There is some good in the bill. In fact there is quite a bit of good in it. However the objective of the committee, which was to examine the bill and with the input of concerned parties make it as good as possible, has not been met. The issues were clear. The solutions were clear but the Liberal government has failed miserably. It has failed not because of marine philosophy but because of political gamesmanship. It should not take pride in whatever accomplishments the bill might present. It should be ashamed of failing to provide what it could have been.
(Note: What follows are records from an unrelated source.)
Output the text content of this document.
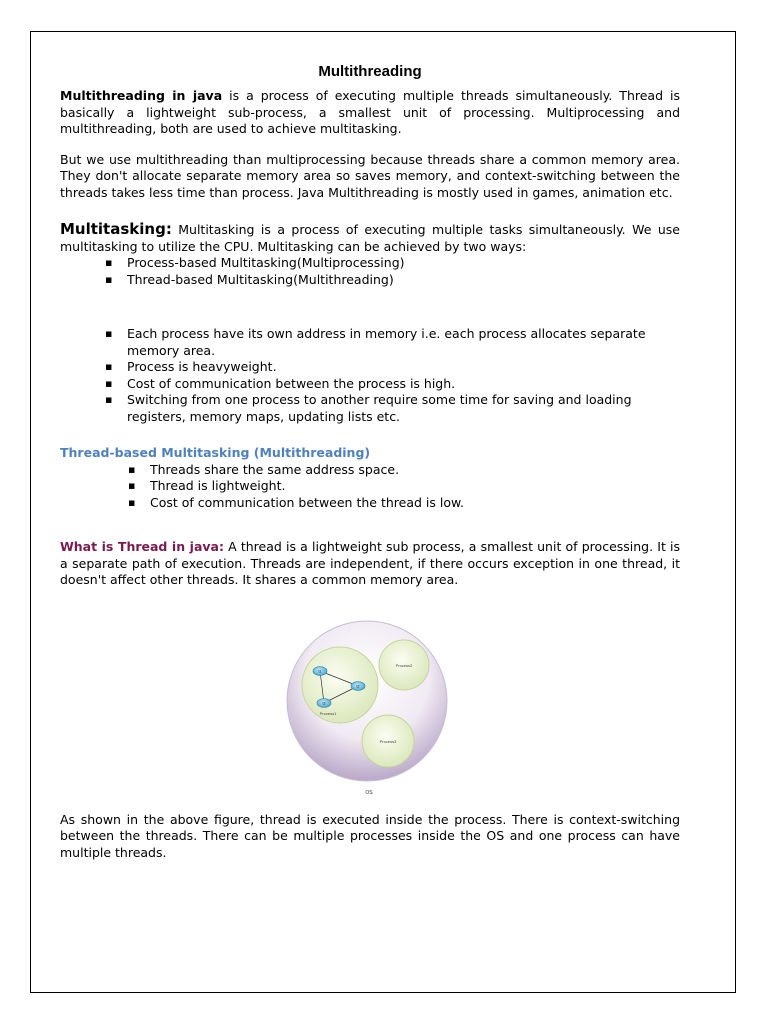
Multithreading

Multithreading in java is a process of executing multiple threads simultaneously. Thread is basically a lightweight sub-process, a smallest unit of processing. Multiprocessing and multithreading, both are used to achieve multitasking.

But we use multithreading than multiprocessing because threads share a common memory area. They don't allocate separate memory area so saves memory, and context-switching between the threads takes less time than process. Java Multithreading is mostly used in games, animation etc.

Multitasking: Multitasking is a process of executing multiple tasks simultaneously. We use multitasking to utilize the CPU. Multitasking can be achieved by two ways:

▪ Process-based Multitasking(Multiprocessing)
▪ Thread-based Multitasking(Multithreading)
▪ Each process have its own address in memory i.e. each process allocates separate memory area.
▪ Process is heavyweight.
▪ Cost of communication between the process is high.
▪ Switching from one process to another require some time for saving and loading registers, memory maps, updating lists etc.

Thread-based Multitasking (Multithreading)

▪ Threads share the same address space.
▪ Thread is lightweight.
▪ Cost of communication between the thread is low.

What is Thread in java: A thread is a lightweight sub process, a smallest unit of processing. It is a separate path of execution. Threads are independent, if there occurs exception in one thread, it doesn't affect other threads. It shares a common memory area.

t1
t2
t3
Process1
Process2
Process3
OS

As shown in the above figure, thread is executed inside the process. There is context-switching between the threads. There can be multiple processes inside the OS and one process can have multiple threads.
I did not sit in on the committee hearings, but our transport critic shared his information with me and has asked me to make an intervention on his behalf. When people are asked for input to help design a bill by consensus and by using the best ideas, why would members of the standing committee wish to play partisan games? Why ignore the ports police and put them out of work? Why ignore a period of adjustment? Often government members say that a phase in period is needed yet they did not allow one here.
Some of them were common sense amendments and common sense suggestions but the government refused to take them. As a member of Parliament I sat here last night voting on the 125 amendments to the bill. Could there not have been an initial draft by a cabinet minister and the Department of Transport for which I have a lot of respect? The department has done one heck of a good job during the 3.5 years of Liberal government. I will give it full marks for how it has run things. In this one area it came up with a marines port bill. Could there not have been a rough draft rather than 125 amendments? We sat here last night voting on 65 different votes on the 125 amendments.